The mean age of participants was 48±14.78 years, and the majority (69%) did not have an asthma exacerbation in the previous year. At week 26, high dose MF-IND (treatment difference 132 mL, 95% CI 88 to 176, p<0.001) and medium dose MF-IND (treatment difference 211 mL, 95% CI 167 to 255, p<0.001) showed a greater improvement in trough FEV1 compared to similarly dosed MF monotherapy regimens. The change in FEV1 improvement was less apparent between high dose MF-IND and high dose FLU-SAL (treatment difference 36 mL, 95% CI -7 to 80, p=0.101) at 26 weeks from baseline. Moreover, combined doses of MF-IND significantly improved the asthma control questionnaire (ACQ)-7 score compared to combined doses of MF (treatment difference -0.209 mL, 95% CI -0.270 to -0.149, p<0.001), with a greater proportion of patients achieving a clinically important difference of ≥0.5 unit in ACQ-7 score on MF-IND than MF (76.3% vs 69.7%, OR 1.51, 95% CI 1.20 to 1.89, p<0.001).

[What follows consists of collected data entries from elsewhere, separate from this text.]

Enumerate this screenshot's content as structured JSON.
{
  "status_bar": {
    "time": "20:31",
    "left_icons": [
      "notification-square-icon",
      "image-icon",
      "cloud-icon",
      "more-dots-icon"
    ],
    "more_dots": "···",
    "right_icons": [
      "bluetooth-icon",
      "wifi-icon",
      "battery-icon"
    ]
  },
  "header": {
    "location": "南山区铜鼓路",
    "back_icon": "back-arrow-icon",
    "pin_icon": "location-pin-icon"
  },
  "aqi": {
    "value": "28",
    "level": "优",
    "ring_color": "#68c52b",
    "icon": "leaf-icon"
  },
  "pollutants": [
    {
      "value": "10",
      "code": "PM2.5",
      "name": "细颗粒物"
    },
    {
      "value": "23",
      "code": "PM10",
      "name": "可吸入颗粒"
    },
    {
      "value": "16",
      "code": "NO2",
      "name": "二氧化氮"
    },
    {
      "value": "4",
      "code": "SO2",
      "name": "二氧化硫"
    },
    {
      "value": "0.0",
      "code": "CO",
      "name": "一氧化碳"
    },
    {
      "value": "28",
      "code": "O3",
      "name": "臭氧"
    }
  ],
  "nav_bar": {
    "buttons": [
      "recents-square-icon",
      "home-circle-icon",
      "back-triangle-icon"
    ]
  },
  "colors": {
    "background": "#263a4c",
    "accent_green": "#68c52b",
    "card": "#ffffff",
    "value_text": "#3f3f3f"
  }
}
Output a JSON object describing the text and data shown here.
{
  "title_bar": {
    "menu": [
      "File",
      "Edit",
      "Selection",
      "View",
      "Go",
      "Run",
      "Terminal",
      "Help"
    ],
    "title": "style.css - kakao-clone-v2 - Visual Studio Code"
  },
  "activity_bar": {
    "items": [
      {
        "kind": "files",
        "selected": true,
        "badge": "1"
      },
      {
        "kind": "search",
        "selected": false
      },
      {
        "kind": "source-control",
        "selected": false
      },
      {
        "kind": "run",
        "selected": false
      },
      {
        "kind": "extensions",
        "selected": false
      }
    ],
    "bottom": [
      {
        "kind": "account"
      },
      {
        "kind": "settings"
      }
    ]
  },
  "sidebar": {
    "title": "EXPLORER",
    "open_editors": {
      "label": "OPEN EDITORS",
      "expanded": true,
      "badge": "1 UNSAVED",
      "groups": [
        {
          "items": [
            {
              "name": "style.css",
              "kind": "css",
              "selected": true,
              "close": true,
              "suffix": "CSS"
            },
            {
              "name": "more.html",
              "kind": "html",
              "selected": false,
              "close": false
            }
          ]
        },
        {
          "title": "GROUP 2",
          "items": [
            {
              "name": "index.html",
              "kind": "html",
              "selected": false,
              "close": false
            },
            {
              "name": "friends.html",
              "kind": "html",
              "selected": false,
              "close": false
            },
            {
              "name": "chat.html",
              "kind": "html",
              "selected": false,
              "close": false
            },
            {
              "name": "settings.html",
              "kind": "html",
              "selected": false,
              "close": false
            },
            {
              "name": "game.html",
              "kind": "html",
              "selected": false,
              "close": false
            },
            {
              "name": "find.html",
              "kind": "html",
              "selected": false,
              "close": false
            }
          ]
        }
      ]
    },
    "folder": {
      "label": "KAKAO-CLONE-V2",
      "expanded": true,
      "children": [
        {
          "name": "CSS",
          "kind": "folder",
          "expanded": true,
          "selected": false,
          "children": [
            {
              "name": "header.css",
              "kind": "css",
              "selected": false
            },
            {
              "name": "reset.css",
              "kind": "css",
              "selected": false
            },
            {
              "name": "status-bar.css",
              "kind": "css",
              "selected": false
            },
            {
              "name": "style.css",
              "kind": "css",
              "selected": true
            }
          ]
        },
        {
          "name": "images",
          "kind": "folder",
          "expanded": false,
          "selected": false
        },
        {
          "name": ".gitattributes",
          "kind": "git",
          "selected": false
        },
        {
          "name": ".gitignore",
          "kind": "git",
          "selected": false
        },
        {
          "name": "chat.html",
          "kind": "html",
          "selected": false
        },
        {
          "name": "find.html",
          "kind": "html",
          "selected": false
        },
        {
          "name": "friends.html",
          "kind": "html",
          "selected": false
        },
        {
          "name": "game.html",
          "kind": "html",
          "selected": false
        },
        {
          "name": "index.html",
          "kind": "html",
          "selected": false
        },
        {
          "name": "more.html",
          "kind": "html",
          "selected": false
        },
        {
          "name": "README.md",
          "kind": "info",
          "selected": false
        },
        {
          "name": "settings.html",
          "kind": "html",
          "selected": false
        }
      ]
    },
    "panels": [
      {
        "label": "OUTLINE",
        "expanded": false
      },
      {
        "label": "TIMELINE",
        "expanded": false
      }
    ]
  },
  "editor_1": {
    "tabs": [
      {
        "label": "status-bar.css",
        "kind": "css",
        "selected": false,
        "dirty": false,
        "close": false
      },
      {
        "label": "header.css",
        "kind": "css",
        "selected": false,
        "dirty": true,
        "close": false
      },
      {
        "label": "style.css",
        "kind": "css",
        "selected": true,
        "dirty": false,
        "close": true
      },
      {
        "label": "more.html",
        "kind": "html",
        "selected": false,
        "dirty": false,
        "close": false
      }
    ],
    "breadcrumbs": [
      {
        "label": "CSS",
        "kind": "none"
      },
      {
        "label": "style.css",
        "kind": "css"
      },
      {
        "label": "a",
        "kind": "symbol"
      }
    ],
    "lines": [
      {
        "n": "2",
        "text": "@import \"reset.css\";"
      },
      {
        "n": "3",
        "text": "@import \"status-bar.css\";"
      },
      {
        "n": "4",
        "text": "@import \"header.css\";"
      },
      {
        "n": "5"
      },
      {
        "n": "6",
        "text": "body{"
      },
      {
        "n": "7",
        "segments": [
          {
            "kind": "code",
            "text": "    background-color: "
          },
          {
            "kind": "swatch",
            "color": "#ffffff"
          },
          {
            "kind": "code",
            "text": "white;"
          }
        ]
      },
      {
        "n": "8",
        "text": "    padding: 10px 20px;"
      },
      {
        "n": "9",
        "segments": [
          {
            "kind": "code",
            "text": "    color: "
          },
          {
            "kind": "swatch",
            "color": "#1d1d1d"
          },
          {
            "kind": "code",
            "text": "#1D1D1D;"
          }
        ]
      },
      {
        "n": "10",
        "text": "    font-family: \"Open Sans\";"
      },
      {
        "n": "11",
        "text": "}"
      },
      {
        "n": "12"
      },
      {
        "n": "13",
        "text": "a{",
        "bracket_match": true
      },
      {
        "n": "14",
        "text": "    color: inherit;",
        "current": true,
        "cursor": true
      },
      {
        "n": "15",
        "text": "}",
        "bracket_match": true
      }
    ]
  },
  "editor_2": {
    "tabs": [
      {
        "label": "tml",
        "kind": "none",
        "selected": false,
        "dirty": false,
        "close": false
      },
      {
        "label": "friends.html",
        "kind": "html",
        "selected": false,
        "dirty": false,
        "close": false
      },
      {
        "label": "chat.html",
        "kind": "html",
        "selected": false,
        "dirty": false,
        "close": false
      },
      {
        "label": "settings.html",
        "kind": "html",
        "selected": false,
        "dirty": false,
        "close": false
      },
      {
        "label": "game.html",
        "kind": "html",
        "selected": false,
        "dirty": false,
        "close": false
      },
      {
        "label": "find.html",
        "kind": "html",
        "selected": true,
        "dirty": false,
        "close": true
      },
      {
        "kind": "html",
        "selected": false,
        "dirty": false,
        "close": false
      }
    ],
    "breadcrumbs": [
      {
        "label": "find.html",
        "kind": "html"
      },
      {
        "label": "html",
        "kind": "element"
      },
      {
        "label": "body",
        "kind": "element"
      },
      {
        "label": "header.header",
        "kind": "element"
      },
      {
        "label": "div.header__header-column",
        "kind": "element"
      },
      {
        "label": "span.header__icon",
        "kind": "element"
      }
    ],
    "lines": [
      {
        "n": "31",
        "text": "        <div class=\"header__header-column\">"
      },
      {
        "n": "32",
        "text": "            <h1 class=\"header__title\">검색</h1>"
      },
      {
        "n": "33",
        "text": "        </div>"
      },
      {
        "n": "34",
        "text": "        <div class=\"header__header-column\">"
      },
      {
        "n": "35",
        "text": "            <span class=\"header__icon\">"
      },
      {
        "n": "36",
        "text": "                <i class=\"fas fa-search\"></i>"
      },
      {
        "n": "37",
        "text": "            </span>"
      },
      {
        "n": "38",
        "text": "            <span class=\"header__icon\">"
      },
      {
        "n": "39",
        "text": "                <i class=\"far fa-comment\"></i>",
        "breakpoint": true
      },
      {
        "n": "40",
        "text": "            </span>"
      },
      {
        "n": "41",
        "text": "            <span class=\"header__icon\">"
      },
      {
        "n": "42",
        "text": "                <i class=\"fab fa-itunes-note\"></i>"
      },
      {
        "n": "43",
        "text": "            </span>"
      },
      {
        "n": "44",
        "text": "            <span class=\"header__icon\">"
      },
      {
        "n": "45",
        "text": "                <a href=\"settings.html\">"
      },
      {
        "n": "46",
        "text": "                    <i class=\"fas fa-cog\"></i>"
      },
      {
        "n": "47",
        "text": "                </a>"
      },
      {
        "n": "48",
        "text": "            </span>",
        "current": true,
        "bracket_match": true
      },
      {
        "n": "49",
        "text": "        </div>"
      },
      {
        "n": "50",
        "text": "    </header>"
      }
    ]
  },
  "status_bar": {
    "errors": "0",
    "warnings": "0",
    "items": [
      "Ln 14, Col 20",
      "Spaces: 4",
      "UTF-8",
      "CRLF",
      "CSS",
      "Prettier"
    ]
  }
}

Improvements were also noted in trough forced vital capacity (FVC) and forced expiratory flow at 25 to 75% of pulmonary volume (FEF25-75%) for individuals assigned to the high- and medium dose MF-IND group. Individuals receiving high dose MF-IND experienced significantly fewer moderate or severe exacerbations compared to those receiving high dose MF (RR 0.65, 95% CI 0.48 to 0.89, p=0.008), as did those receiving medium dose MF-IND group versus medium dose MF group (RR 0.47, 95% CI 0.35 to 0.64, p<0.001). When comparing high dose MF-IND to widely used high dose FLU-SAL combination therapy, the former was found to be non-inferior in improving trough FEV1 after 26 weeks of therapy (treatment difference 36 mL, 95% CI -7 to 80, p=0.101). Finally, the incidence of of adverse events, defined as one or more of dysphonia, asthma exacerbation, and oral candidiasis, was substantially lower with high dose MF-IND compared to medium dose MF (122.7/100 patient-years vs 166.3/100 patient-years). In all, this study suggests that mometasone furoate-indacaterol dual therapy is superior to mometasone monotherapy or fluticasone propionate-salmeterol xinafoate in patients with prolonged and uncontrolled asthma.